We did not grow up poor. My dad was well-employed as a mechanical engineer; my parents owned their modest home (or shared ownership with the bank) and sometimes we had two cars. We got a set or two of clothes at the beginning of the school year that was meant to last til the end, and we often got underwear for Christmas. But we had plenty to eat, and despite my mother’s near constant protestations that we could afford that (whatever we children were begging for at the moment), I never once believed we were a step away from the poor house.
But Mom was home (when she wasn’t being a Cub Scout or Girl Scout leader or serving on some PTA committee or other or at a Relief Society meeting) – she was home every day when I walked home from school for lunch, and when I arrived at home after school. She taught piano lessons after school to pay for our orthodontics (three of the four of us kids had braces) and our own piano lessons. It never occurred to me growing up that it might be another way. (I had only two friends I can remember who had moms who worked – one had divorced parents, and the other had lost his dad to cancer; I’m sure there were more, since there were plenty of women working in various places.)
I remember when I (the youngest) was finally a senior in high school, and my mother talked about getting a job in real estate. My father was not pleased, and was concerned about what it would say about him if his wife needed to work. She finally prevailed, however, and did work for a number of years before they retired.
Of course Mom worked long before the real estate job. Not only did she teach and train and nurture the four of us, but she managed the home. She deposited Dad’s monthly check and divided the money she withdrew into her envelopes with which she controlled the family finances (Dad wrote the checks for bills paid that way). The “big” grocery shopping was a monthly affair, and sometimes the last week of the month had lots of pasta or potatoes. (It goes without saying that the sugared cereals were all consumed early in the month and the Cherrios and Corn Flakes were the end-of-month fare).

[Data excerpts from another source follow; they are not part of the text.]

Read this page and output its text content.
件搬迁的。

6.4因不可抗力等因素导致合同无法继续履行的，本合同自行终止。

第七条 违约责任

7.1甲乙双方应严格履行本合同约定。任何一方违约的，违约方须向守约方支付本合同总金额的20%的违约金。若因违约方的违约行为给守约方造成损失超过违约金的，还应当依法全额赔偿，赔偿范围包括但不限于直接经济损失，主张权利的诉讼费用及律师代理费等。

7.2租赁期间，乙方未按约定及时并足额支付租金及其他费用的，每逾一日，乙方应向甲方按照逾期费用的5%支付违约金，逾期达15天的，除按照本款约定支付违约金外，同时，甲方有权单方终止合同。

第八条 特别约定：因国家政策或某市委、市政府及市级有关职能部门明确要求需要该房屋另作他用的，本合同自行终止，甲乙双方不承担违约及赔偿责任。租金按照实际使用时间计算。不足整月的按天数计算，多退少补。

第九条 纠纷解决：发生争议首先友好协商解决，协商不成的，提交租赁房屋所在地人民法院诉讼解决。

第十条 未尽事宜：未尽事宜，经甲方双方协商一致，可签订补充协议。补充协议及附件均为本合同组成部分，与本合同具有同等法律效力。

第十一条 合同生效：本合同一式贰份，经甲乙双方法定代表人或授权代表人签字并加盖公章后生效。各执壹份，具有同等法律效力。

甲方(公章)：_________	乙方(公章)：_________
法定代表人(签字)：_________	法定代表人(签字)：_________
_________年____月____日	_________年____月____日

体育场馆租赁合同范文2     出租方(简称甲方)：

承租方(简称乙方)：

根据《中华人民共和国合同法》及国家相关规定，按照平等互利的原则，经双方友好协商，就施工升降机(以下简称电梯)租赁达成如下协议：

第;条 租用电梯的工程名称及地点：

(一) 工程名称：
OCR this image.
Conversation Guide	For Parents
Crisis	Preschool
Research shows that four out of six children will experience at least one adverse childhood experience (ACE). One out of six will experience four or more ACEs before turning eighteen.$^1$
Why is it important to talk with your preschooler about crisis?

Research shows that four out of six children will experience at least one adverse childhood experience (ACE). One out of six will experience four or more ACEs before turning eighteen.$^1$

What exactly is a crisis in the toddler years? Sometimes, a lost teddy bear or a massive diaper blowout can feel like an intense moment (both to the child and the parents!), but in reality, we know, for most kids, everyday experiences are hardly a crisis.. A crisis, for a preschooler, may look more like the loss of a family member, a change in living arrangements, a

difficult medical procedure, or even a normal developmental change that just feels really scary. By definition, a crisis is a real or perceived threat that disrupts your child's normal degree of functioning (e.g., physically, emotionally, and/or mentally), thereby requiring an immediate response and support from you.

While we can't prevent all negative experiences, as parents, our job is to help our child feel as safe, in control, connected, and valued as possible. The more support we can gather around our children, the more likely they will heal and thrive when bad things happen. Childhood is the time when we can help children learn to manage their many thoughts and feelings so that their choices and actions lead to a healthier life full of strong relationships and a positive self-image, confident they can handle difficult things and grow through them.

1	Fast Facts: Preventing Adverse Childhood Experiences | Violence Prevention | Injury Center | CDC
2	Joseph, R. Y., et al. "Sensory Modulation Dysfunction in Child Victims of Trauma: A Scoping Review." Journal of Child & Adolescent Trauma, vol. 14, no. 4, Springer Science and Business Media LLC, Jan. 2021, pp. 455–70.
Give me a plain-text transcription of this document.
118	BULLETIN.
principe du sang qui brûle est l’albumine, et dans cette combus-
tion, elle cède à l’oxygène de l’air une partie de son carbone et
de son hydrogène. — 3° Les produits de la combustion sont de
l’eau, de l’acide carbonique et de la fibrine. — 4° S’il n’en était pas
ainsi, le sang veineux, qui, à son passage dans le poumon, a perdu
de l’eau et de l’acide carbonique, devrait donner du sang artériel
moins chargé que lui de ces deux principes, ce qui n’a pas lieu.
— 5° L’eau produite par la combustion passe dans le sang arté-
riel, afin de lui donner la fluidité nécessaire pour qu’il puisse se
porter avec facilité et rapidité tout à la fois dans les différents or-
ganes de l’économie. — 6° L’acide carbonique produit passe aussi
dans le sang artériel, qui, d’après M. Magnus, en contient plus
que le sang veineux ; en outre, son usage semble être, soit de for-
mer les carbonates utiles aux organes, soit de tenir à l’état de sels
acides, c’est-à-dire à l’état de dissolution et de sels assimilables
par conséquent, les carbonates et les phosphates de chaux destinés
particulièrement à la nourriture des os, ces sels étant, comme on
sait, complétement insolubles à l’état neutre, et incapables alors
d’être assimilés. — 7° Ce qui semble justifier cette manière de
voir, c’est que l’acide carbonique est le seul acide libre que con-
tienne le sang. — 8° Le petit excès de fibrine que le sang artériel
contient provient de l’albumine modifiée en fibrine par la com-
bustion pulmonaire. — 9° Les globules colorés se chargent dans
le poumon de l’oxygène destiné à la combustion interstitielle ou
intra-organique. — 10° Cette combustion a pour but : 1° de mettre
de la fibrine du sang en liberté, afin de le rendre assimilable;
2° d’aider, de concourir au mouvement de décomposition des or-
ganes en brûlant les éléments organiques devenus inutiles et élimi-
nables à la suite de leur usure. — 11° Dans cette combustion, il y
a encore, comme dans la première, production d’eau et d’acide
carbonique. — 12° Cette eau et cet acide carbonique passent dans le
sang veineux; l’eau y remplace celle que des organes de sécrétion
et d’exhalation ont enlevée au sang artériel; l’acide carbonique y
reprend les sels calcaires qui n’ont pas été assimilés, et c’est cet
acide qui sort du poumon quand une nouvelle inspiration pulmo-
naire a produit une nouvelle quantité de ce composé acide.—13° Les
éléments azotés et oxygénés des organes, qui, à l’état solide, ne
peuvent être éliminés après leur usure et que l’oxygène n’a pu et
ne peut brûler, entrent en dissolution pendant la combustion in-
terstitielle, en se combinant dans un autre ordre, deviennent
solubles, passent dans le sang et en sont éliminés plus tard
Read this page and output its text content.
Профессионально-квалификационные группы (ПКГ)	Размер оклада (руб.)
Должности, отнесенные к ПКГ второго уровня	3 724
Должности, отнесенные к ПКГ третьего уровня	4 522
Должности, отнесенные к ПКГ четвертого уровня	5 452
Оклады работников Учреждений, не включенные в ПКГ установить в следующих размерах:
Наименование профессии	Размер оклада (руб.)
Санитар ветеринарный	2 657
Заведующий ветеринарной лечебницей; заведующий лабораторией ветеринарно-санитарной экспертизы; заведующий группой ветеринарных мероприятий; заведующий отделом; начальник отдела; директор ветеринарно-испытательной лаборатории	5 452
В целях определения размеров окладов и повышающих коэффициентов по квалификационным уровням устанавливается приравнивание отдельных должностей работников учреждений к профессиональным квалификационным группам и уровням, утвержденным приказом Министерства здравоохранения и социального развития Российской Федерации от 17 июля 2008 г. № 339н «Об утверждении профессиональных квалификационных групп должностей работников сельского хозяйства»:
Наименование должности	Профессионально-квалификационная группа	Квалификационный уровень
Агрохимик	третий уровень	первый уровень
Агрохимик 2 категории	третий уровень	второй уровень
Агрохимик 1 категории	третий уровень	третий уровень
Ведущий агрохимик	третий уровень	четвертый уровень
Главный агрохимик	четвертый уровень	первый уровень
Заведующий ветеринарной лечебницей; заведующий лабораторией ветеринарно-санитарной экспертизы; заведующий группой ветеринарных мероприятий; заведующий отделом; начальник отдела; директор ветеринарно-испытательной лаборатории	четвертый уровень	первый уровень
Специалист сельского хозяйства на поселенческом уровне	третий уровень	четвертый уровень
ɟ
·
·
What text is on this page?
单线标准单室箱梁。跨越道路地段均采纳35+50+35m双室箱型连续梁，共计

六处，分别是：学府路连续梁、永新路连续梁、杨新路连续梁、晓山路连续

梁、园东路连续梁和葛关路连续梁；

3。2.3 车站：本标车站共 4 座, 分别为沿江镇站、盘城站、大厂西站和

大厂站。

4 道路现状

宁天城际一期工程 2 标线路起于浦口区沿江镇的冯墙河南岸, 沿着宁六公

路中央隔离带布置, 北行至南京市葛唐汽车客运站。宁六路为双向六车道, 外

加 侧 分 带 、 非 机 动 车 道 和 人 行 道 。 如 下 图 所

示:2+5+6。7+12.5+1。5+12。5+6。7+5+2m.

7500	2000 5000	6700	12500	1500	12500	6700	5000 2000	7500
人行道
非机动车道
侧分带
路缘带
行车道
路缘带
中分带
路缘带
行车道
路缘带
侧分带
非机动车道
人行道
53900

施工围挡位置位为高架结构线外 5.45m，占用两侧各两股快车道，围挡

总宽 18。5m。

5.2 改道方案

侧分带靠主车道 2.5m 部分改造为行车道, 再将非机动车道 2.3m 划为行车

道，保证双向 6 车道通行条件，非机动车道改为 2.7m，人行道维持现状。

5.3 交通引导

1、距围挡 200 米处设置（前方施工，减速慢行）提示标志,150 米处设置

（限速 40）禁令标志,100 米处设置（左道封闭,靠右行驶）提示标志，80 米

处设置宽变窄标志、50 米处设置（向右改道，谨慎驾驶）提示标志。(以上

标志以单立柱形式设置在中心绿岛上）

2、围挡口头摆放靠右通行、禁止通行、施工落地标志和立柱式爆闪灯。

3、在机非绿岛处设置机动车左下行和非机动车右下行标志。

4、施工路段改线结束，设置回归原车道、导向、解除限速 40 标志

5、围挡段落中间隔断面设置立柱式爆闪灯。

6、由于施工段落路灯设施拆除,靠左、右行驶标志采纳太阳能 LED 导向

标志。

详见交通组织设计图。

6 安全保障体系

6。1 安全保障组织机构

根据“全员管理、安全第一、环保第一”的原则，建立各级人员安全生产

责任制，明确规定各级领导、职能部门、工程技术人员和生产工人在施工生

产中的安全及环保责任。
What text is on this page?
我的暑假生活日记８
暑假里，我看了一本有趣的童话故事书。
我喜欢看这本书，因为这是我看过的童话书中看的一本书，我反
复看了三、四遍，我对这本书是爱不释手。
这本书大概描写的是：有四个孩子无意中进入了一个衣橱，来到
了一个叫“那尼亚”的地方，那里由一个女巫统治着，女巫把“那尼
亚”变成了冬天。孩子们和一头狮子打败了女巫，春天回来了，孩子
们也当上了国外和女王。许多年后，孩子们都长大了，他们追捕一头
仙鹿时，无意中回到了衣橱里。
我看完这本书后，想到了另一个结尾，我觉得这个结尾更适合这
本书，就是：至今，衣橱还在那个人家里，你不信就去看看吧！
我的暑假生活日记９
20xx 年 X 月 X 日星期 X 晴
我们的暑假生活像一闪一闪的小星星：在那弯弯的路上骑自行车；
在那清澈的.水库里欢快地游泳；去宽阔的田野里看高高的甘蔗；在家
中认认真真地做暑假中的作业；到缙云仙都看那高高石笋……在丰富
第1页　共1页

Mom was the family chauffer; she was the interface with the schools, the doctors, the neighbors. She taught us to clean our rooms, to wash the dishes, to paint the walls; she taught my sisters to sew; she baked bread and made real home-cooked meals. She was the head of the house when Dad was not there – not only during working hours, but also during long business trips that took him out of town. She was the chief disciplinarian, and we quickly knew if we had run afoul of her wishes.
As I observe my lovely wife, also a stay-at-home mom, I am amazed at all the things my mother must have done that I did not know at the time, the weight she carried on her shoulders constantly. I now understand because I have some sense of the things my wife does and the weight she carries on her shoulders – weight that does not sleep. It is way more than housework. It is even more than homemaking. It is mothering.
I stand in awe of women I know who work full time and have children at home. I frankly do not know how they do it, and I can only imagine that they must make tradeoffs about what they do and don’t do for their homes and for their families and for themselves. I don’t believe for a minute that those choices are simple for any of them.
Of course, I write this as an outsider. I am not a mom. I am a loving dad. Yes, I provide financial support to my family (and I count myself fortunate that I can). I pay for the house and the clothes that protect them (and the phone with which I would call 911 for further protection). But I also love and support my kids and my wife – their ambitions, their hopes and dreams. But I live in a compartmentalized world. I can leave my family at home and concentrate on work for major portions of my time. I can leave work and concentrate on my church callings or my own entertainment. My wife is not wired that way. She can leave the house, but she does not leave the family behind. It is always with her. We are always on her mind.
So I’m grateful to my working stay-at-home mom. And to my lovely wife who chose to stay home and work there. As my youngest daughter gets older, I’m sure that my wife will do different things than she has done for the last 30 years of parenting. For now, I’m grateful that she works where she does.